Que devient le compte courant en cas de décès de l'associé ?

Le compte courant d'associé fait partie du patrimoine de l'associé décédé et est transmis à ses héritiers. La créance est soumise aux droits de succession pour sa valeur nominale (ou sa valeur réelle si elle est inférieure, par exemple si la société est insolvable). Les héritiers deviennent créanciers de la société et peuvent exiger le remboursement selon les conditions prévues dans la convention. Cette créance entre dans l'assiette taxable de la succession, ce qui peut poser des difficultés de liquidité si la société n'est pas en mesure de rembourser immédiatement.

Le compte courant est-il protégé par la garantie des dépôts ?

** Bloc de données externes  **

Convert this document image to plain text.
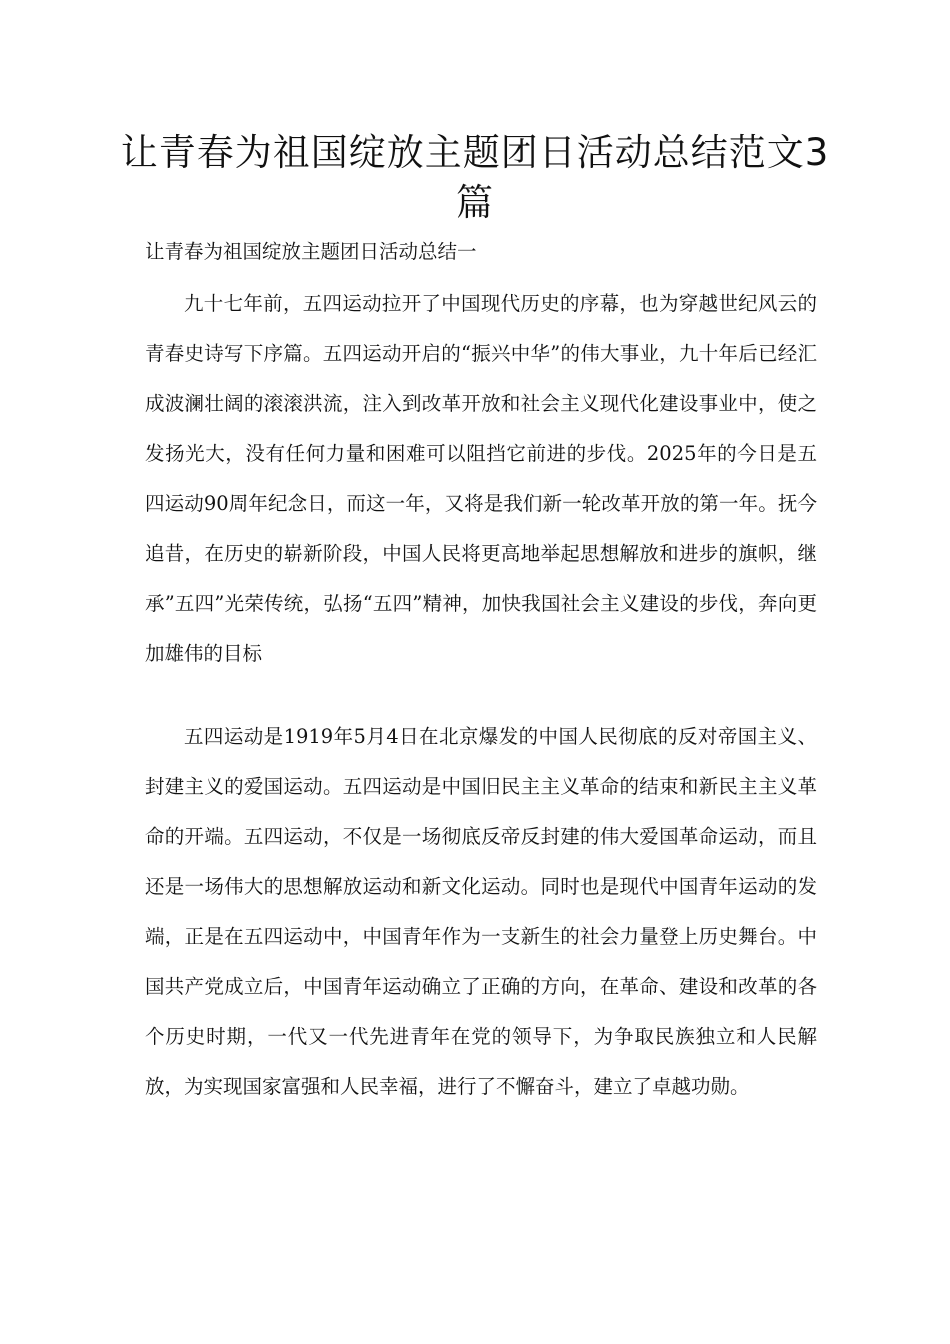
让青春为祖国绽放主题团日活动总结范文3篇

让青春为祖国绽放主题团日活动总结一

九十七年前，五四运动拉开了中国现代历史的序幕，也为穿越世纪风云的青春史诗写下序篇。五四运动开启的“振兴中华”的伟大事业，九十年后已经汇成波澜壮阔的滚滚洪流，注入到改革开放和社会主义现代化建设事业中，使之发扬光大，没有任何力量和困难可以阻挡它前进的步伐。2025年的今日是五四运动90周年纪念日，而这一年，又将是我们新一轮改革开放的第一年。抚今追昔，在历史的崭新阶段，中国人民将更高地举起思想解放和进步的旗帜，继承”五四”光荣传统，弘扬“五四”精神，加快我国社会主义建设的步伐，奔向更加雄伟的目标

五四运动是1919年5月4日在北京爆发的中国人民彻底的反对帝国主义、封建主义的爱国运动。五四运动是中国旧民主主义革命的结束和新民主主义革命的开端。五四运动，不仅是一场彻底反帝反封建的伟大爱国革命运动，而且还是一场伟大的思想解放运动和新文化运动。同时也是现代中国青年运动的发端，正是在五四运动中，中国青年作为一支新生的社会力量登上历史舞台。中国共产党成立后，中国青年运动确立了正确的方向，在革命、建设和改革的各个历史时期，一代又一代先进青年在党的领导下，为争取民族独立和人民解放，为实现国家富强和人民幸福，进行了不懈奋斗，建立了卓越功勋。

Non, le compte courant d'associé n'est pas couvert par le Fonds de garantie des dépôts et de résolution (FGDR). Ce mécanisme de garantie ne s'applique qu'aux dépôts bancaires effectués auprès d'établissements de crédit agréés. L'associé qui place des fonds en compte courant assume un risque de non-remboursement équivalent à celui d'un créancier chirographaire, sans filet de sécurité public.

Peut-on nantir un compte courant d'associé ?

Oui, le compte courant d'associé peut faire l'objet d'un nantissement au profit d'un créancier de l'associé (par exemple, une banque qui finance l'acquisition des titres). Le nantissement doit être constitué par acte écrit et notifié à la société débitrice. En cas de défaillance de l'associé, le créancier nanti pourra se faire attribuer la créance de compte courant en paiement de sa propre créance. Ce mécanisme est fréquemment utilisé dans les montages de LBO (Leveraged Buy-Out) pour garantir le financement d'acquisition.

Quelle est l'incidence du compte courant sur l'IFI ?

Le compte courant d'associé constitue une créance qui entre dans le patrimoine taxable de l'associé au titre de l'impôt sur la fortune immobilière (IFI) uniquement si la société débitrice est une société à prépondérance immobilière. Dans ce cas, la créance de compte courant est incluse dans l'assiette de l'IFI à proportion de la valeur des actifs immobiliers détenus par la société. Si la société n'est pas à prépondérance immobilière, le compte courant n'entre pas dans l'assiette de l'IFI.